Es sind insbesondere diese Akteure, die im Mittelpunkt des von Michael Piazolo herausgegebenen Sammelbandes »Macht und Mächte in einer multipolaren Welt« stehen. In den einzelnen Beiträgen wird auf die Macht ausgewählter Staaten und Organisationen im internationalen System nach der Zeitenwende der Jahre 1989/90 eingegangen. Dabei richtet sich der Blick insbesondere auf die Beantwortung der zugrundeliegenden Kernfrage, ob die internationale Politik nach dem Ende der Bipolarität unübersichtlicher geworden ist. Zunächst werden in einem ersten Schritt der komplexe Machtbegriff, Modelle internationaler Ordnung und neue Herausforderungen für die internationale Sicherheitspolitik thematisiert. Nach Piazolo wird Macht nicht allein durch objektive Faktoren wie das ökonomische und militärische Potenzial eines Staates sondern auch durch subjektive Faktoren bestimmt. Hierzu zählen der Wille und die Bereitschaft, dieses Potenzial zur Unterfütterung einer grundlegenden Ordnungsidee auch tatsächlich einzusetzen. Dieser »Wille zur Macht« bedarf laut Piazolo in hohem Maß auch der internen Zustimmung. Folgerichtig werden in den sich anschließenden Länderstudien auch die jeweiligen innerstaatlichen Strukturen untersucht.
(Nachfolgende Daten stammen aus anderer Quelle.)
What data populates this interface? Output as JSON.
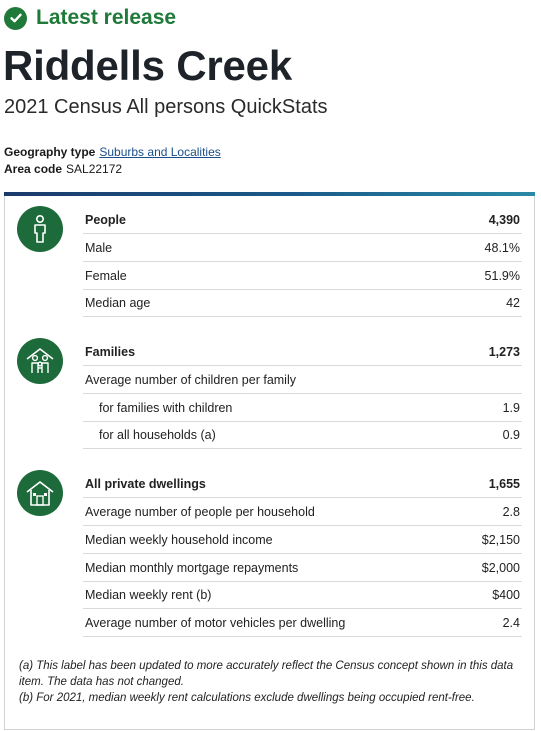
{
  "release": {
    "label": "Latest release",
    "color": "#1f7a3a",
    "icon": "check-circle-icon"
  },
  "title": "Riddells Creek",
  "subtitle": "2021 Census All persons QuickStats",
  "geography": {
    "type_label": "Geography type",
    "type_value": "Suburbs and Localities",
    "code_label": "Area code",
    "code_value": "SAL22172"
  },
  "sections": {
    "people": {
      "icon": "person-icon",
      "heading": {
        "label": "People",
        "value": "4,390"
      },
      "rows": [
        {
          "label": "Male",
          "value": "48.1%"
        },
        {
          "label": "Female",
          "value": "51.9%"
        },
        {
          "label": "Median age",
          "value": "42"
        }
      ]
    },
    "families": {
      "icon": "family-icon",
      "heading": {
        "label": "Families",
        "value": "1,273"
      },
      "rows": [
        {
          "label": "Average number of children per family",
          "value": ""
        },
        {
          "label": "for families with children",
          "value": "1.9"
        },
        {
          "label": "for all households (a)",
          "value": "0.9"
        }
      ]
    },
    "dwellings": {
      "icon": "house-icon",
      "heading": {
        "label": "All private dwellings",
        "value": "1,655"
      },
      "rows": [
        {
          "label": "Average number of people per household",
          "value": "2.8"
        },
        {
          "label": "Median weekly household income",
          "value": "$2,150"
        },
        {
          "label": "Median monthly mortgage repayments",
          "value": "$2,000"
        },
        {
          "label": "Median weekly rent (b)",
          "value": "$400"
        },
        {
          "label": "Average number of motor vehicles per dwelling",
          "value": "2.4"
        }
      ]
    }
  },
  "notes": [
    "(a) This label has been updated to more accurately reflect the Census concept shown in this data item. The data has not changed.",
    "(b) For 2021, median weekly rent calculations exclude dwellings being occupied rent-free."
  ],
  "colors": {
    "accent_green": "#1d6b3a",
    "link": "#1a4f8a"
  }
}
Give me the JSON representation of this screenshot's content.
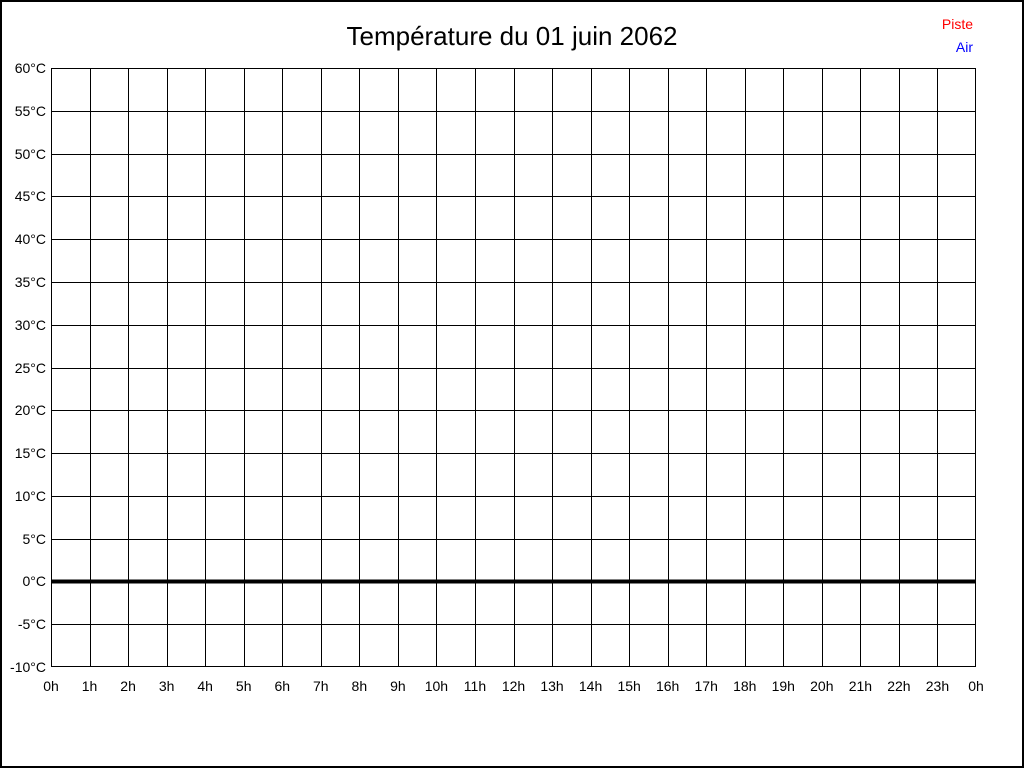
{
  "window": {
    "background": "#ffffff",
    "border_color": "#000000"
  },
  "chart_data": {
    "type": "line",
    "title": "Température du 01 juin 2062",
    "xlabel": "",
    "ylabel": "",
    "xlim_hours": [
      0,
      24
    ],
    "ylim": [
      -10,
      60
    ],
    "y_step": 5,
    "x_tick_labels": [
      "0h",
      "1h",
      "2h",
      "3h",
      "4h",
      "5h",
      "6h",
      "7h",
      "8h",
      "9h",
      "10h",
      "11h",
      "12h",
      "13h",
      "14h",
      "15h",
      "16h",
      "17h",
      "18h",
      "19h",
      "20h",
      "21h",
      "22h",
      "23h",
      "0h"
    ],
    "y_tick_labels": [
      "60°C",
      "55°C",
      "50°C",
      "45°C",
      "40°C",
      "35°C",
      "30°C",
      "25°C",
      "20°C",
      "15°C",
      "10°C",
      "5°C",
      "0°C",
      "-5°C",
      "-10°C"
    ],
    "grid": true,
    "grid_color": "#000000",
    "zero_line": {
      "value": 0,
      "color": "#000000",
      "thick": true
    },
    "legend_position": "top-right",
    "series": [
      {
        "name": "Piste",
        "color": "#ff0000",
        "values": []
      },
      {
        "name": "Air",
        "color": "#0000ff",
        "values": []
      }
    ]
  }
}
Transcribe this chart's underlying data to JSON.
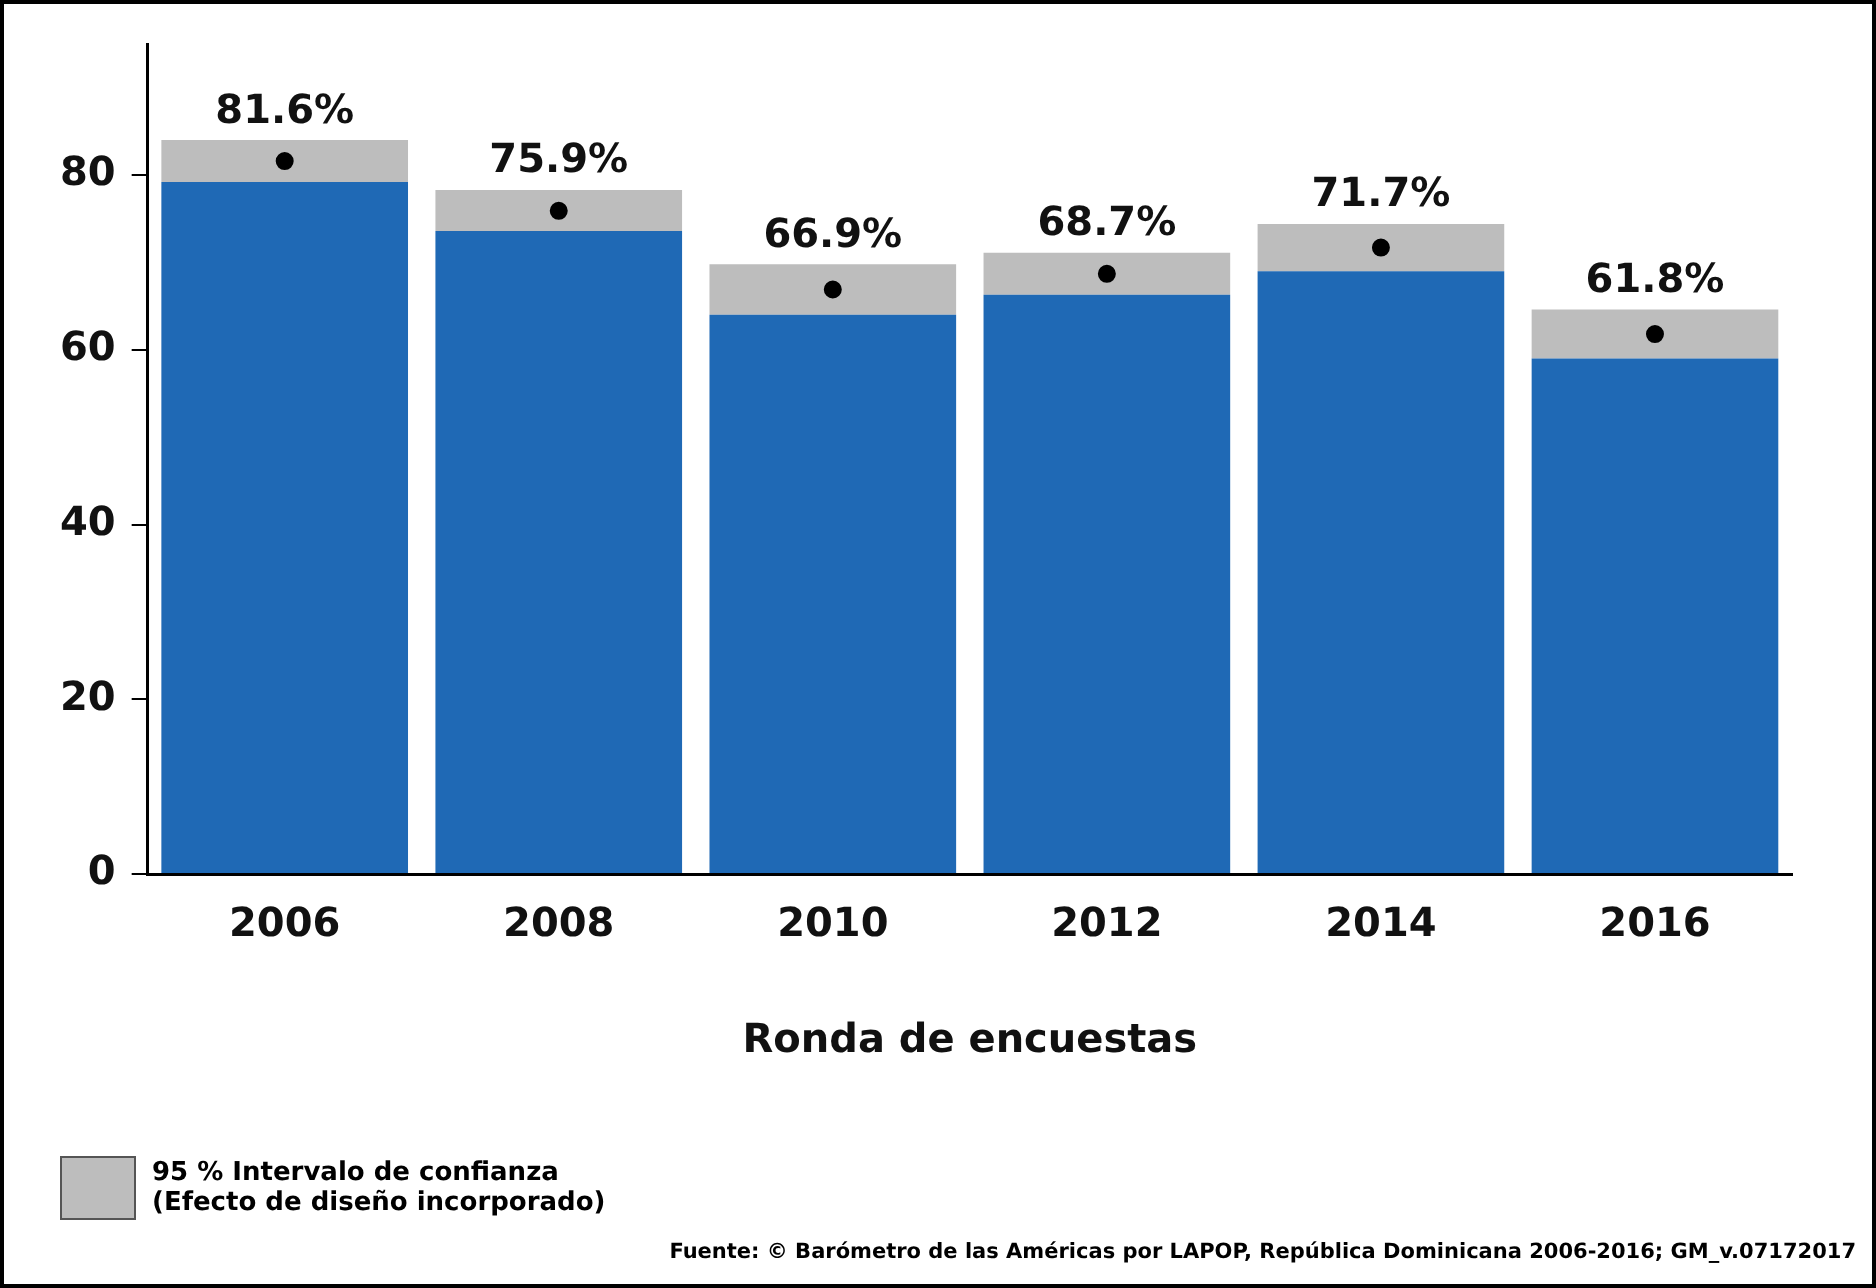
{
  "chart_data": {
    "type": "bar",
    "stacked": true,
    "xlabel": "Ronda de encuestas",
    "categories": [
      "2006",
      "2008",
      "2010",
      "2012",
      "2014",
      "2016"
    ],
    "series": [
      {
        "color": "#1f69b5",
        "values": [
          79.2,
          73.6,
          64.0,
          66.3,
          69.0,
          59.0
        ]
      },
      {
        "name": "95 % Intervalo de confianza\n(Efecto de diseño incorporado)",
        "color": "#bdbdbd",
        "values": [
          4.8,
          4.7,
          5.8,
          4.8,
          5.4,
          5.6
        ]
      },
      {
        "type": "scatter",
        "color": "#000000",
        "values": [
          81.6,
          75.9,
          66.9,
          68.7,
          71.7,
          61.8
        ],
        "value_labels": [
          "81.6%",
          "75.9%",
          "66.9%",
          "68.7%",
          "71.7%",
          "61.8%"
        ]
      }
    ],
    "marker": "circle",
    "ylim": [
      0,
      95
    ],
    "yticks": [
      0,
      20,
      40,
      60,
      80
    ],
    "grid": false,
    "legend": "bottom left",
    "annotations": [
      "Fuente: © Barómetro de las Américas por LAPOP, República Dominicana 2006-2016; GM_v.07172017"
    ]
  }
}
Hierbei wird in einzelnen Aufsätzen die Stellung der USA, Russlands, Chinas, Japans, Indiens, sowie erstaunlicherweise auch die der Europäischen Union als internationales, beziehungsweise regionales Machtzentrum erörtert und das jeweilige politische System, die wirtschaftliche und militärische Stärke sowie die Außenpolitik der Staaten untersucht.

Wie bei einem Sammelband nicht anders zu erwarten, variieren die einzelnen Abhandlungen und ihr Blick auf die Stellung der Länder in der multipolaren Welt. So geraten bei einigen Länderberichten die Ausführungen zur jeweiligen Innenpolitik der Staaten manchmal länger, als dies für einen Band zur internationalen Politik notwendig erscheint. Hervorzuheben ist jedoch der Beitrag von Stefan Fröhlich zu den USA als der »einzig verbliebenen Supermacht«, die der Autor aus der beispiellosen Kombination von politischem Führungswillen, wirtschaftlichem und militärischem Potenzial und kultureller Hegemonie Amerikas ableitet. Die Frage nach einem eventuellen Andauern des »unipolaren Moments« stellt er aber nicht. Obwohl der Machtbegriff in den Beiträgen ausgiebig behandelt wird, gerät die Diskussion um die tatsächliche Existenz der im Titel des Sammelbandes angesprochenen »multipolaren Welt« etwas kurz. Nimmt man mit Blick auf die USA die Machtressourcen zum Maßstab, kann man eben auch zu dem Ergebnis gelangen, dass die Welt nach Ende des Kalten Krieges gerade nicht in eine multipolare sondern in eine unipolare Phase eingetreten ist.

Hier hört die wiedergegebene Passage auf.